In NSW, public sector workers’ pay and conditions have been attacked and the Federal Liberal Opposition has a plan to axe 12,000 federal public sector jobs. The rationale for these attacks is wrong.
In NSW, the rationale is a budgetary black hole and in Canberra it is a bloated bureaucracy. Both these claims are false and there is plenty of evidence to prove it.
Immediately after its election, the O’Farrell Government claimed to have found a $4.5 billion black hole in the NSW budget. This is a familiar modus operandi by incoming governments. Even the language is recycled and unimaginative.
Three independent reports by the NSW Treasury, the independent Parliamentary Budget Office (PBO) and the ratings agency Standard and Poors, respectively, have debunked this claim (see p17)

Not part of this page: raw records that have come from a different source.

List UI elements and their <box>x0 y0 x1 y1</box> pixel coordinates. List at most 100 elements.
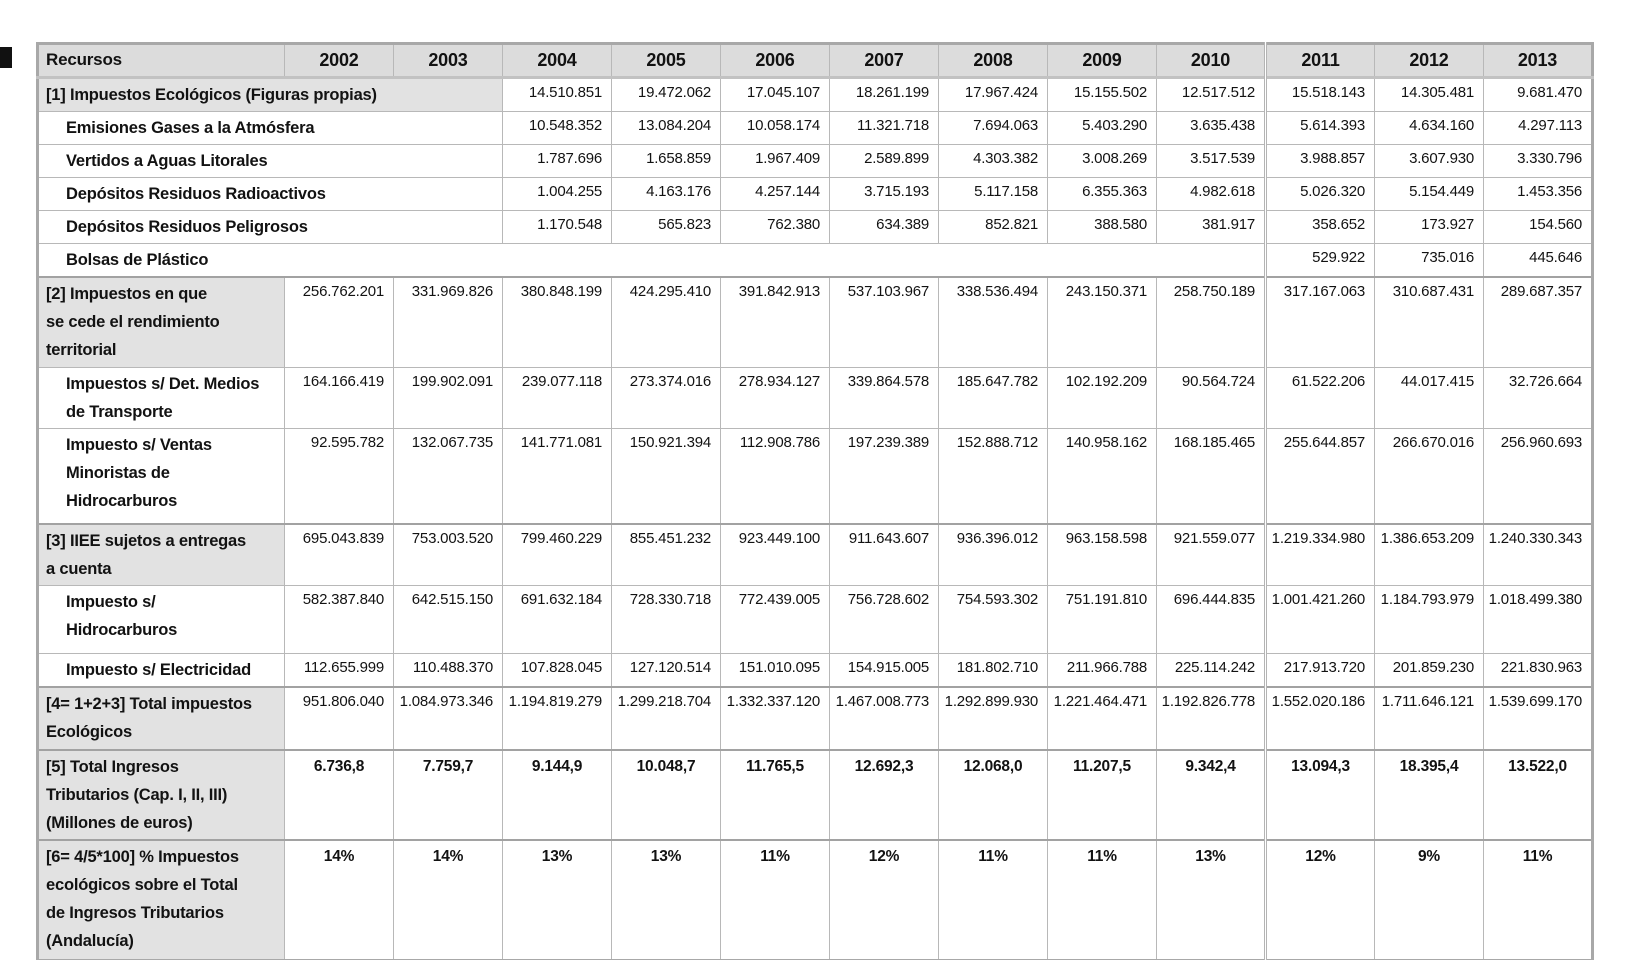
row-1-impuestos-ecologicos-value-2005: 19.472.062 <box>611 76 721 112</box>
row-depositos-radioactivos: Depósitos Residuos Radioactivos 1.004.255… <box>37 177 1593 211</box>
row-depositos-radioactivos-value-2010: 4.982.618 <box>1156 177 1266 211</box>
row-det-medios-transporte: Impuestos s/ Det. Medios de Transporte 16… <box>37 366 1593 429</box>
row-3-iiee-entregas-cuenta: [3] IIEE sujetos a entregas a cuenta 695.… <box>37 523 1593 586</box>
row-vertidos-aguas-value-2004: 1.787.696 <box>502 144 612 178</box>
row-impuesto-electricidad-value-2002: 112.655.999 <box>284 653 394 688</box>
row-3-iiee-entregas-cuenta-value-2009: 963.158.598 <box>1047 523 1157 586</box>
row-det-medios-transporte-value-2002: 164.166.419 <box>284 366 394 429</box>
row-depositos-peligrosos-value-2008: 852.821 <box>938 210 1048 244</box>
row-vertidos-aguas-value-2011: 3.988.857 <box>1264 144 1375 178</box>
row-6-pct-impuestos-ecologicos-value-2005: 13% <box>611 839 721 960</box>
row-2-impuestos-cedidos-value-2013: 289.687.357 <box>1483 276 1593 368</box>
row-vertidos-aguas: Vertidos a Aguas Litorales 1.787.696 1.658… <box>37 144 1593 178</box>
row-5-total-ingresos-tributarios-value-2013: 13.522,0 <box>1483 749 1593 841</box>
row-3-iiee-entregas-cuenta-value-2008: 936.396.012 <box>938 523 1048 586</box>
row-det-medios-transporte-label: Impuestos s/ Det. Medios de Transporte <box>37 366 285 429</box>
row-4-total-impuestos-ecologicos-value-2002: 951.806.040 <box>284 686 394 751</box>
row-1-impuestos-ecologicos: [1] Impuestos Ecológicos (Figuras propia… <box>37 76 1593 112</box>
row-ventas-minoristas-hidrocarburos-value-2005: 150.921.394 <box>611 427 721 525</box>
header-cell-recursos: Recursos <box>37 43 285 79</box>
row-vertidos-aguas-value-2013: 3.330.796 <box>1483 144 1593 178</box>
row-depositos-peligrosos-label: Depósitos Residuos Peligrosos <box>37 210 503 244</box>
header-cell-year-2013: 2013 <box>1483 43 1593 79</box>
row-impuesto-electricidad-value-2013: 221.830.963 <box>1483 653 1593 688</box>
tax-table-header: Recursos 2002 2003 2004 2005 2006 2007 2008 2009… <box>37 43 1593 79</box>
row-emisiones-gases-value-2004: 10.548.352 <box>502 111 612 145</box>
row-impuesto-hidrocarburos-value-2009: 751.191.810 <box>1047 585 1157 654</box>
header-cell-year-2007: 2007 <box>829 43 939 79</box>
row-3-iiee-entregas-cuenta-value-2013: 1.240.330.343 <box>1483 523 1593 586</box>
row-det-medios-transporte-value-2010: 90.564.724 <box>1156 366 1266 429</box>
row-4-total-impuestos-ecologicos: [4= 1+2+3] Total impuestos Ecológicos 951… <box>37 686 1593 751</box>
row-vertidos-aguas-value-2012: 3.607.930 <box>1374 144 1484 178</box>
row-1-impuestos-ecologicos-label: [1] Impuestos Ecológicos (Figuras propia… <box>37 76 503 112</box>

The Treasury report said the Coalition’s figures were $3 billion out and any deterioration was due to falling revenue. The PBO’s report said the claim was ‘unsupported by evidence or conflicts with available information’. Standard and Poors gave the state an AAA rating and said the NSW budget was strong and in a sound operating position.
So, there is no black hole in the budget and NSW’s finances are actually very healthy. To continue to use this fiction of a black hole to justify attacks on the public sector, its conscientious employees and their pay and conditions is unconscionable.
Research by Unions NSW has found that the O’Farrell Government is out of step with the NSW public on this issue.
It found that workers in both the public sector and the private sector are opposed to public sector workers losing their right to bargain with their employer on pay and conditions. This is seen as a right for all Australians.
This is consistent with other research done by the Centre for Policy Development (CPD), which found that people are very favourably disposed to public servants and that they consider public servants to be very committed.
The CPD report found that two thirds of Australians support maintaining or boosting public service funding.
Looking at the federal public sector, the CPD found it was roughly the same size as it was 20 years ago, while Australia’s population had grown by three million. Effectively, there has been a decline in the number of public servants per capita. In 1990, there was one (Commonwealth) public servant for every 106 Australians. In 2009, there was one public servant for every 135 Australians.
‘Australia invests less in its public sector and public services than most comparable countries. People are very happy to fund an improved public service rather than see it axed,’ noted the report’s author James Whelan.
The Productivity Commission report into aged care has been released and it falls well short of what nurses say needs to be done to fix the sector.
It acknowledges that fair and competitive wages and staffing levels are critical. This is an important finding from an economically rigorous organisation.
It then shirks the logical response and puts forward potential solutions that are postponed well into the future.
It recommends the creation of an Australian Aged Care Commission with responsibility for pricing, complaints and wages. It is not expected to come into existence for another three to five years.
That is far too long without any movement on wages, and aged care can’t wait.
The ball is now in the Federal Government’s court, and the ANF and the NSWNA expect Julia Gillard to honour her promise of fixing aged care in her government’s second term.
A good place to start would be the 2012 Federal Budget.